1. A pena mínima do latrocínio é de 20 anos, enquanto que a do feminicídio é de 12.

 

2. O crime de latrocínio é julgado pelo juiz ou juíza de direito do caso, em apenas uma fase processual. Já o de feminicídio é julgado pelo Tribunal do Júri, composto por sete jurados representantes da sociedade, e se desenvolve em dois ritos processuais.

 

Para configuração do latrocínio, a morte da vítima deve resultar da violência empregada para a subtração patrimonial. Este é o elemento subjetivo do tipo, a vontade inicial do autor dos fatos. Ou seja, crime contra o patrimônio, seguido de morte.

 

Já no feminicídio, a vontade do autor dos fatos é especificamente a morte da mulher, pela condição do sexo feminino. E envolve violência doméstica e familiar, menosprezo ou discriminação à condição de ser mulher.

 

Mas, infelizmente, o crime patrimonial ainda é mais importante e mais valioso que a integridade da própria mulher no nosso sistema jurídico. Um furto simples, por exemplo, prevê a pena de um a quatro anos de reclusão e multa. E ninguém pergunta pra vítima, na delegacia, se ela está mentindo ou se quer pensar melhor para fazer o B.O. ou se ela deu causa ao furto porque estacionou em lugar errado.

 

Enquanto que, na lesão corporal de natureza leve, cuja pena é de três meses a três anos de detenção, muito se duvida da palavra da mulher ou da culpa pelas agressões, mesmo que a vítima apresente vários hematomas por todo o corpo.

 

E a Lei do Feminicídio, tendo como base o conceito criado por Marcela Lagarde após estupros e mortes de mulheres no México, veio justamente para evitar a culpabilização da mulher e expressões como “crime passional”, “matou por amor”, “matou por ciúmes”, “matou porque foi traído”.

 

E mais, veio para punir, na medida da gravidade e da intensidade da violência empregada, crimes de ódio contra as mulheres, evitando a sensação de impunidade e inércia do Estado.

 

Se Mayara fosse do sexo masculino, ela teria sido estuprada e morta a marteladas?

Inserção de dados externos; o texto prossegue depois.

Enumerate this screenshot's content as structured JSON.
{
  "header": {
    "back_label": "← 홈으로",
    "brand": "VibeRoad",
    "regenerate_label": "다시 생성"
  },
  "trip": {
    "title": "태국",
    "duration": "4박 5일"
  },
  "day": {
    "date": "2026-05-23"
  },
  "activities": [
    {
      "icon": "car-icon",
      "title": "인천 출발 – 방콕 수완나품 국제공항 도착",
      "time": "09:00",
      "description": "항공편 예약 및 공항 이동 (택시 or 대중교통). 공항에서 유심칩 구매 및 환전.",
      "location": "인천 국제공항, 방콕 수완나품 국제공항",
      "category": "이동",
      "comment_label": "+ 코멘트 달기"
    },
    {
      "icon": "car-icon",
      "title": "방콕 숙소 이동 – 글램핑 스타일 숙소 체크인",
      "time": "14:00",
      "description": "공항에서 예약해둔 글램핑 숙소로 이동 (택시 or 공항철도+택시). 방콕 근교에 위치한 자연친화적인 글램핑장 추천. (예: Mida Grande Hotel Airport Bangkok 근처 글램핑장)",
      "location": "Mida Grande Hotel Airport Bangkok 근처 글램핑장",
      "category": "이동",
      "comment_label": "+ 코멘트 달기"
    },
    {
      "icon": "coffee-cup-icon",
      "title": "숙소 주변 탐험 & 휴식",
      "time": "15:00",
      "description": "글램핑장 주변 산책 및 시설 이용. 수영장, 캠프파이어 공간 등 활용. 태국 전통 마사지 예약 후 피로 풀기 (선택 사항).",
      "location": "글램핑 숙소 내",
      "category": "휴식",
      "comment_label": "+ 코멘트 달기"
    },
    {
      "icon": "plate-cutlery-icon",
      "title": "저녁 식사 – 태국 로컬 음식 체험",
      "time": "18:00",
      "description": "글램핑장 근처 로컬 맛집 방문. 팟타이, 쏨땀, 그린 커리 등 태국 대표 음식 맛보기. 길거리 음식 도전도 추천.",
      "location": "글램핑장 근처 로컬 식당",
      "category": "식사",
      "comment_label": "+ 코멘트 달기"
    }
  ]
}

Teria seu corpo carbonizado e desfigurado? Não restam dúvidas; foi um crime de gênero, de ódio e menosprezo.

 

A adequada aplicação das leis e a atuação eficaz do sistema da Justiça não apagarão o bárbaro crime contra Mayara, nem contra Mércia, nem contra Eliza. Muito menos contra as cunhadas Valéria e Jaqueline, que foram brutalmente assassinadas em Taboão da Serra no mês passado.

 

Mas é obrigação e responsabilidade do Estado essa resposta para as mulheres, para a sociedade e, principalmente, para os familiares da vítima. É preciso mostrar que as vítimas de violência não estão sozinhas, tampouco são culpadas ou abandonadas pela Justiça.

 

Ainda nesse sábado assistindo com meus filhos à querida Maria da Penha no programa Altas Horas, da Rede Globo, me emocionei quando ela disse: “façam isso que vocês estão fazendo, pela filha de vocês”.

 

Termino este texto com o último whatsapp que recebi de uma amiga ontem, por volta de uma da manhã: “esse caso da Mayara me pegou sabia? Não de me colocar no lugar igual ao de todas, não tenho essa pretensão, mas de pensar que, se trocados os nomes, poderia ser eu”. Sim, poderia ser qualquer uma de nós.

 

Nestes 11 anos da Lei Maria da Penha, sinceramente, não tenho nada para comemorar. Em tempos em que ouvimos que a expressão empoderamento feminino é “clichê constrangedor” e que a Lei Maria da Penha é uma “leizinha vagabunda”, apenas agradeço por ter um coração valente. E que vai continuar lutando pelas mulheres enquanto bater, como o da Mayara, que, em algum lugar, bate e clama por justiça.